Así, sin pensar, con el impulso que otorga defender a la manada, se aplaude el enérgico tono de Felipe Calderón en su mensaje. Se asiente con vigor empático el que Marcelo Ebrard les recuerde a los otros pueblos el mal manejo de situaciones similares a esos extranjeros que hoy nos dan la espalda. Se sonríe empático ante la cauda de declaraciones de los políticos que toman esa bandera y expresan que nosotros, los mexicanos, no merecemos ser tratados así.
¿De veras?, es decir, ¿en serio? La queja se realiza en defensa de nuestra condición de mexicanos, lo terrible del maltrato a unas personas es que nadie, sin importar la nacionalidad, condición social o creencia religiosa, merece que se violenten sus derechos humanos; nadie debería ser agredido con el encierro y la discriminación. Nadie. Así de sencillo. Lamentablemente el motivo del enojo radica en creer que hemos sido ultrajados en nuestra mexicanidad, sin pensar, cobijándose en el reduccionismo que acomoda en una zona de confort donde no hay matices se reacciona contra los de afuera, se deja de ver la viga en el ojo ajeno y se olvida lo que nosotros mismo hemos realizado por ignorancia y racismo.

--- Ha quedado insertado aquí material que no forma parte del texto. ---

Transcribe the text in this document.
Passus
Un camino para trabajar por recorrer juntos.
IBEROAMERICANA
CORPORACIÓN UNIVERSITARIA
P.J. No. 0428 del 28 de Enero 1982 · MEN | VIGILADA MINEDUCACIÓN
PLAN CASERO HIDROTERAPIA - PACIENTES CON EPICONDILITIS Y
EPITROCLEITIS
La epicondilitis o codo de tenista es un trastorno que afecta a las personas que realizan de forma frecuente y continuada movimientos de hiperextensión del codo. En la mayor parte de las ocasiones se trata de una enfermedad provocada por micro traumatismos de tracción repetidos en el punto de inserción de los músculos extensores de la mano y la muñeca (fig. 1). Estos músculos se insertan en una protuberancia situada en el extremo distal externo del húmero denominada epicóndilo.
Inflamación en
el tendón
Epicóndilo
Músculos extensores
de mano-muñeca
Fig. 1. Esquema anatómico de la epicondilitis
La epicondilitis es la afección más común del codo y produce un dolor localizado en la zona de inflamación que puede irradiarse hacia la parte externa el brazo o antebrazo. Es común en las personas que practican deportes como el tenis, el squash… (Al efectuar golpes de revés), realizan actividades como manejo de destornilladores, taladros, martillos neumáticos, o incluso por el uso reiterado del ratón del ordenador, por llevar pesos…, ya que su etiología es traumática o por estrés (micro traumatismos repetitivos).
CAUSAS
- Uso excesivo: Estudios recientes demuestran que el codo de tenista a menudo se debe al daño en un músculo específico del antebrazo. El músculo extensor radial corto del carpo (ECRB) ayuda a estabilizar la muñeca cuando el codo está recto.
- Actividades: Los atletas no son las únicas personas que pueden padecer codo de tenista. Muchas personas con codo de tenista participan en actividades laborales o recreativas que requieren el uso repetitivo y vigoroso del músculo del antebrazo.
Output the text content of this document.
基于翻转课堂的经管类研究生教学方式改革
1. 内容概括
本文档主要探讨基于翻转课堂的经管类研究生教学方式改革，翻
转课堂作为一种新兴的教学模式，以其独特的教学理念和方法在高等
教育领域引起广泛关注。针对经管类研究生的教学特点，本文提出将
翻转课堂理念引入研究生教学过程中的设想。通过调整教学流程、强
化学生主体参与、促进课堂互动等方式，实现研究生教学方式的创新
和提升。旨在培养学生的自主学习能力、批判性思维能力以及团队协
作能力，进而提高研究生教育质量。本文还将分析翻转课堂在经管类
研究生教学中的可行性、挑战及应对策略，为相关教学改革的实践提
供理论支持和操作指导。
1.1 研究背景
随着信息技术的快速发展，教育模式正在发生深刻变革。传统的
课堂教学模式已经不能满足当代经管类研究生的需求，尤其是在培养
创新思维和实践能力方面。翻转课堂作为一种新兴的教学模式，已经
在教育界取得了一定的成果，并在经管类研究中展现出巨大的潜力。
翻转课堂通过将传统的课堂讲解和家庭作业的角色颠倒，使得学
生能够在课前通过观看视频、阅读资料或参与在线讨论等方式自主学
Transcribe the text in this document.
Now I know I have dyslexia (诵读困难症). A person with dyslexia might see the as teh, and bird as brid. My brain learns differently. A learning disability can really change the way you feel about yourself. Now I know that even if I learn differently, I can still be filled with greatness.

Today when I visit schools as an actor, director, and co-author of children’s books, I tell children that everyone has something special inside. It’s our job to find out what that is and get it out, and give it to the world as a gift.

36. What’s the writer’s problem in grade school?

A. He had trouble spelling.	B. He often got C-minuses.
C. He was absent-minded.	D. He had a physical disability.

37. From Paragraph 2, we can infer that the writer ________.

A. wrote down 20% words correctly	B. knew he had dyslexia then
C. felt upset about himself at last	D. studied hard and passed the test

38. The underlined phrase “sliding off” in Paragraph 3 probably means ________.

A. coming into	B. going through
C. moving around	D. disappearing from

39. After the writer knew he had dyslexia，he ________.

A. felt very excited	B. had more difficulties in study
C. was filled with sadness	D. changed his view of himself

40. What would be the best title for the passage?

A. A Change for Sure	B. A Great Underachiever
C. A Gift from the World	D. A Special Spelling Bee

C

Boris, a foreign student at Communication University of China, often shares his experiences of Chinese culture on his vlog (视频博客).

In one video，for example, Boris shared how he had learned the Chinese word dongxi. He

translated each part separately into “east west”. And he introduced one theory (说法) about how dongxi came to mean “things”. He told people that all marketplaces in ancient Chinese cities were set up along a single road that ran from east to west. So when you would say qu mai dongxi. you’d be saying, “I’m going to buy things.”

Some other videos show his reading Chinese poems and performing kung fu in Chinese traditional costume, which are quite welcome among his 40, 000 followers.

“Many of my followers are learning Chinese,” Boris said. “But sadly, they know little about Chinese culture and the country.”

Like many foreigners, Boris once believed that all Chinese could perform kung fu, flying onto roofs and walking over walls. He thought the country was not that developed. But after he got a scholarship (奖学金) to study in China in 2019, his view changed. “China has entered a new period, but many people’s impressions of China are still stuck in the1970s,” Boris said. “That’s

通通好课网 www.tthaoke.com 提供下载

Reduccionismo puro: los de afuera son los malos, eso nos absuelve, al ser víctimas estamos perdonados, en esa condición se aplaude el más disparatados de los discursos o la queja más inútil; sobre todo se deja de pensar, nos deja en el estado anímico más peligroso, más que cualquier supuesto ataque a la bandera o invasión de Masiosares.